Бывает же так, что прекрасную актрису Бог наделяет еще и великолепным характером, и добрым сердцем. Как говорит наш художник Маша Сигова, глядя в зеркало: «Как расточительна природа! Все досталось одному человеку!» В полной мере эти слова я складываю к ногам Зинаиды Максимовны Шарко. Она, как и Елена Соловей, была старой знакомой моей группы, не раз снималась в наших спектаклях. И с удовольствием согласилась стать участницей новой телевизионной программы. Ее смущало только название цикла — «Достояние республики». Но мы развеяли сомнения артистки: у каждой передачи бы­ло еще одно, собственное, название… И уже после съемок интервью, узнав о роли — мечте Шарко, мы решили озаглавить наш опус «Визит старой дамы». Оговорили это с ЗэМэ (как ее звали в театре) и получили ответ: «Я согласна. А что я, молодая, что ли? Скажите, а куда будет этот визит? Очень интересно…» Визит дамы состоялся на кухню квартиры, где проживала семья режиссера Игоря Морозова. На пятиметровом пространстве мы пили чай и разговаривали, а одна из камер, пользуясь тем, что Морозов жил на первом этаже, снимала нас через окно. Конечно, при стечении большого количества зевак с собаками и без…
Разговор на кухне
— Какая Вы были в детстве? Говорят, что актеры — это те же дети. А Вы сильно изменились с тех пор? Или не очень?
— По-моему нет. У моей приятельницы — сын, он уже взрослый. И она у него как-то спросила: «Данилочка, а;колько Зиночке лет?» Он ответил: «Двенадцать!»
— Когда Вы решили стать актрисой?
— Это само собой было, я ничего не ре­шала. Когда в девятом классе родители спросили: «А кем же ты будешь?» Я сказала: «Как кем?

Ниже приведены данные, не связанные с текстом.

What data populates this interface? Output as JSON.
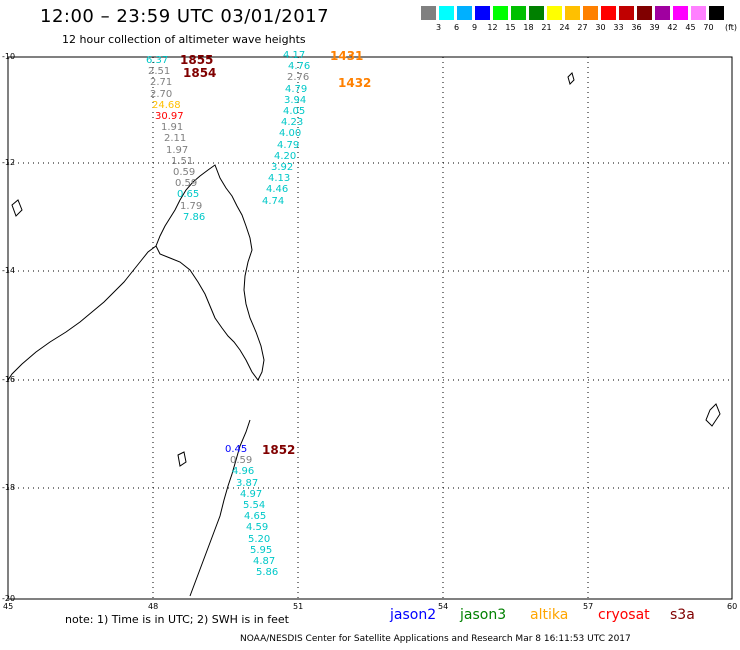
{
  "header": {
    "title": "12:00 – 23:59 UTC 03/01/2017",
    "subtitle": "12 hour collection of altimeter wave heights"
  },
  "legend": {
    "labels": [
      "3",
      "6",
      "9",
      "12",
      "15",
      "18",
      "21",
      "24",
      "27",
      "30",
      "33",
      "36",
      "39",
      "42",
      "45",
      "70"
    ],
    "unit": "(ft)",
    "colors": [
      "#808080",
      "#00ffff",
      "#00b0ff",
      "#0000ff",
      "#00ff00",
      "#00c000",
      "#008000",
      "#ffff00",
      "#ffc000",
      "#ff8000",
      "#ff0000",
      "#c00000",
      "#800000",
      "#a000a0",
      "#ff00ff",
      "#ff80ff",
      "#000000"
    ]
  },
  "map": {
    "lat_ticks": [
      "-10",
      "-12",
      "-14",
      "-16",
      "-18",
      "-20"
    ],
    "lon_ticks": [
      "45",
      "48",
      "51",
      "54",
      "57",
      "60"
    ]
  },
  "tracks": [
    {
      "time": "1855",
      "color": "#800000",
      "values": [
        "6.37",
        "2.51",
        "2.71",
        "2.70",
        "24.68",
        "30.97",
        "1.91",
        "2.11",
        "1.97",
        "1.51",
        "0.59",
        "0.59",
        "0.65",
        "1.79",
        "7.86"
      ],
      "value_colors": [
        "#00c8c8",
        "#808080",
        "#808080",
        "#808080",
        "#ffc000",
        "#ff0000",
        "#808080",
        "#808080",
        "#808080",
        "#808080",
        "#808080",
        "#808080",
        "#00c8c8",
        "#808080",
        "#00c8c8"
      ]
    },
    {
      "time": "1854",
      "color": "#800000"
    },
    {
      "time": "1431",
      "color": "#ff8000",
      "values": [
        "4.17",
        "4.76",
        "2.76",
        "4.79",
        "3.94",
        "4.05",
        "4.23",
        "4.00",
        "4.79",
        "4.20",
        "3.92",
        "4.13",
        "4.46",
        "4.74"
      ],
      "value_colors": [
        "#00c8c8",
        "#00c8c8",
        "#808080",
        "#00c8c8",
        "#00c8c8",
        "#00c8c8",
        "#00c8c8",
        "#00c8c8",
        "#00c8c8",
        "#00c8c8",
        "#00c8c8",
        "#00c8c8",
        "#00c8c8",
        "#00c8c8"
      ]
    },
    {
      "time": "1432",
      "color": "#ff8000"
    },
    {
      "time": "1852",
      "color": "#800000",
      "values": [
        "0.45",
        "0.59",
        "4.96",
        "3.87",
        "4.97",
        "5.54",
        "4.65",
        "4.59",
        "5.20",
        "5.95",
        "4.87",
        "5.86"
      ],
      "value_colors": [
        "#0000ff",
        "#808080",
        "#00c8c8",
        "#00c8c8",
        "#00c8c8",
        "#00c8c8",
        "#00c8c8",
        "#00c8c8",
        "#00c8c8",
        "#00c8c8",
        "#00c8c8",
        "#00c8c8"
      ]
    }
  ],
  "footer": {
    "note": "note:  1) Time is in UTC;  2) SWH is in feet",
    "satellites": [
      {
        "name": "jason2",
        "color": "#0000ff"
      },
      {
        "name": "jason3",
        "color": "#008000"
      },
      {
        "name": "altika",
        "color": "#ffa500"
      },
      {
        "name": "cryosat",
        "color": "#ff0000"
      },
      {
        "name": "s3a",
        "color": "#800000"
      }
    ],
    "credit": "NOAA/NESDIS Center for Satellite Applications and Research    Mar  8 16:11:53 UTC 2017"
  }
}
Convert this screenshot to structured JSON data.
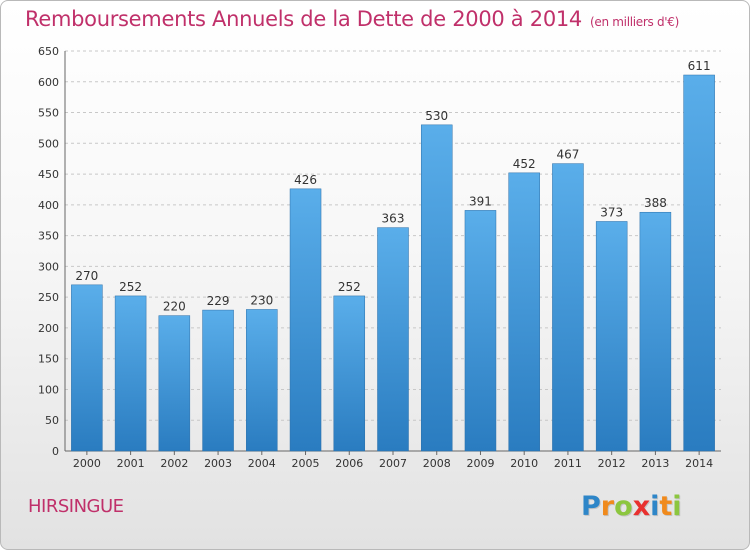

Конечно, актрисой!»
— Странная Вы жен­щина! Когда Вы пересту­пили в Москве порог Школы-студии МХАТ, Вы увидели там секретаршу, которая ела соленый огурец, безумно обиделись и сразу ушли. (Как можно есть огурец в Храме искусства?!) Если бы такая ситуация случилась с Вами сейчас, Вы реагировали бы так же?
—Думаю, да. Я сейчас еще круче поступаю.
— А как Вы поступали в театральный институт?
— Очень интересно. Я понятия не имела, кто набирает, что за педагоги… И надо же было так случиться, что, ничего не зная и будучи не в курсе абсолютно, я поступила сразу к великому педагогу Борису Зону. Так что у меня там, наверху, кто-то есть. Он все время меня очень правильно ведет.
— Кем бы Вы стали, если бы не актрисой?
— Воспитательницей в детском садике. Я обожаю детей. А когда появляются внуки, начинаешь понимать, что все, что ты говоришь, что делаешь, — закладывается в ребенке. У меня сейчас двое внучат. Правда, мне редко приходится с ними общаться, по разным обстоятельствам… Но я знаю, что каждая минута моего общения — западает. Как-то с младшим внуком мы гуляли. Ему лет пять было. Я говорю: «Ты послушай, какая тишина!» А какая тишина, если Новоизмайловский проспект: машины несутся, ревут. Назавтра он идет с мамой, на том же месте останавливается: «Мама, ты послушай, какая тишина!» Она потом говорит: «Я поняла, что он гулял с Вами».
— Некоторые считают, что актеру для того, чтобы лучше работать, необходимо постоянно влюбляться. Это так?
— В общем, да. Я не знаю, как у других актрис, я думаю — то же самое, потому что это, наверное, естественно. В партнера нужно влюбиться.
— Вы часто влюбляетесь?
—В партнеров? Да! Да! Да!
— Взаимно?
— Это уже не имеет значения, абсолютно не имеет значения. Главное — «для блеску глаз», как одна моя зна­комая говорит. Вы понимаете, что такое театр? «Над вымыслом слезами обольюсь!» Но, слава богу, мне на партнеров-то везло, так что даже и вымысла не надо было. Только вымыслить себе отношения эти, а остальное само придет. Вот один случай. Я даже не буду называть фамилию, это просто мой хороший друг. Мы играли пьесу, где были влюблены друг в друга. И мы никогда во время спектакля не разговаривали с ним в антракте… Потом, когда спектакль уже кончался, — тут и Зинка, и то и се, и пятое–десятое… Но ни до спектакля, ни во время. Вот это тот самый случай, когда влюбляешься в партнера, и он уже не Валька, не Петька, не Ромка, а… Персонаж!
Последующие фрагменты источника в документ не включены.